Epigenetics: a new way to look at kidney diseases

Abstract

Only a few percent of the 3 billion pairs of chemical letters in the human genome is responsible for protein-coding sequences. Recent advances in the field of epigenomics have helped us to understand how most of the remaining sequences are responsible for gene regulation at baseline and in disease conditions. Here we discuss recent advances in the area of epigenetics--specifically in cytosine modifications--and its application in the field of nephrology.
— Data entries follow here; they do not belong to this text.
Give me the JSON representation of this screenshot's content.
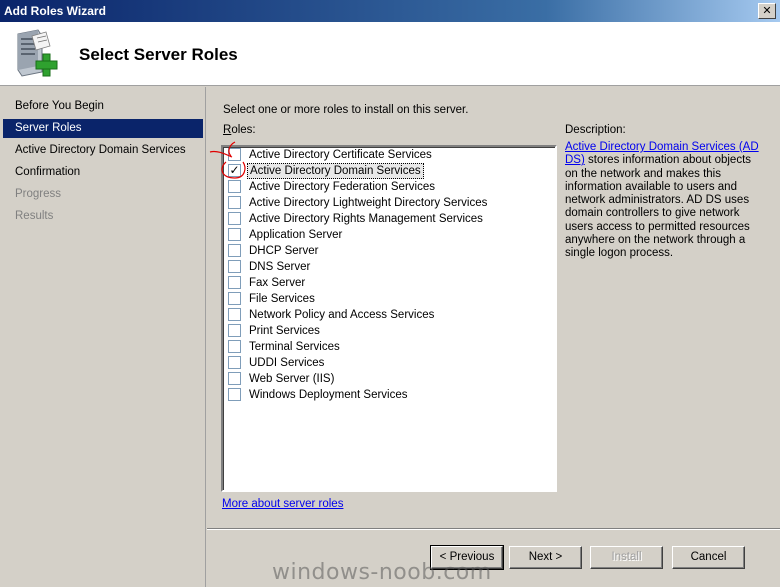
{
  "window": {
    "title": "Add Roles Wizard",
    "close_glyph": "✕"
  },
  "header": {
    "title": "Select Server Roles",
    "icon": "server-add-icon"
  },
  "sidebar": {
    "items": [
      {
        "label": "Before You Begin",
        "state": "normal"
      },
      {
        "label": "Server Roles",
        "state": "selected"
      },
      {
        "label": "Active Directory Domain Services",
        "state": "bold"
      },
      {
        "label": "Confirmation",
        "state": "bold"
      },
      {
        "label": "Progress",
        "state": "disabled"
      },
      {
        "label": "Results",
        "state": "disabled"
      }
    ]
  },
  "main": {
    "instruction": "Select one or more roles to install on this server.",
    "roles_label_accel": "R",
    "roles_label_rest": "oles:",
    "roles": [
      {
        "label": "Active Directory Certificate Services",
        "checked": false
      },
      {
        "label": "Active Directory Domain Services",
        "checked": true
      },
      {
        "label": "Active Directory Federation Services",
        "checked": false
      },
      {
        "label": "Active Directory Lightweight Directory Services",
        "checked": false
      },
      {
        "label": "Active Directory Rights Management Services",
        "checked": false
      },
      {
        "label": "Application Server",
        "checked": false
      },
      {
        "label": "DHCP Server",
        "checked": false
      },
      {
        "label": "DNS Server",
        "checked": false
      },
      {
        "label": "Fax Server",
        "checked": false
      },
      {
        "label": "File Services",
        "checked": false
      },
      {
        "label": "Network Policy and Access Services",
        "checked": false
      },
      {
        "label": "Print Services",
        "checked": false
      },
      {
        "label": "Terminal Services",
        "checked": false
      },
      {
        "label": "UDDI Services",
        "checked": false
      },
      {
        "label": "Web Server (IIS)",
        "checked": false
      },
      {
        "label": "Windows Deployment Services",
        "checked": false
      }
    ],
    "description_label": "Description:",
    "description_link": "Active Directory Domain Services (AD DS)",
    "description_body": " stores information about objects on the network and makes this information available to users and network administrators. AD DS uses domain controllers to give network users access to permitted resources anywhere on the network through a single logon process.",
    "more_link": "More about server roles"
  },
  "buttons": {
    "previous": "< Previous",
    "next": "Next >",
    "install": "Install",
    "cancel": "Cancel"
  },
  "watermark": "windows-noob.com",
  "colors": {
    "selection": "#0a246a",
    "link": "#0000ee",
    "annotation": "#e00000"
  }
}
Keywords: chronic kidney disease; cytosine methylation; enhancers; epigenetics.

FIGURE 1:

Mechanisms of DNA methylation and active demethylation. (a) DNA cytosine methylation is established using DNMT3A and 3B. During DNA replication, cytosines on the nascent strand are not methylated. DNMT1 recognizes hemimethylated DNA, sits at the replication fork and methylates the cytosines according to the template methylation status. (b) Active demethylation. Global cytosine methylation levels have been shown to decrease with aging. The speed of losing methylation is higher than that of passive demethylation, and therefore, two major pathways have been discovered: one pathway is using the TET enzyme that hydroxylates methylated cytosine. The hydroxy-methyl cytosine is further recognized by DNA glycosylases and removed from the sugar-phosphate backbone. The second pathway involves proteins such as AID that induce a base pair mismatch. Different DNA repair mechanisms are involved after the base is removed.

FIGURE 2:

The role of cytosine methylation in gene regulation. (a) Cytosine methylation of enhancer regions. Enhancer regions contain TF binding sites. When these regions are unmethylated, TFs can bind and prevent DNMT from methylating the same region. When these regions are methylated by DNMTs, MBD can recognize the methylated sequences and further associate to other factors. (b) Promoter methylation. Mostly, inversely related to transcript levels. (c) Gene body methylation. Cytosine methylation of exonic regions can potentially increase the RNAPol II transcription efficiency by inhibiting CTCF binding. In contrast, when CTCF binds to unmethylated exonic regions, it hinders the RNAPol II transcription causing RNAPol II pausing.

FIGURE 3:

Cytosine methylation changes in CKD. (a) DMRs between CKD and control human kidney tubules. In CKD, most DMRs are hypomethylated (∼70%). (b) Annotation of the DMRs using a chromatin annotation map, which was generated from histone tail modification ChIP-seq and the ChromHMM algorithm. Most of the DMRs are on enhancers. (c) A hypothetical model of our findings; enhancer DMRs might modify TF binding and thereby affect the expression of downstream transcript levels. The DMRs were located mainly at candidate enhancers. Several consensus TF-binding motifs were found in DMRs, including key renal TFs (HNF, TCFAP, SIX2). Cytosine methylation levels correlated with gene expression changes.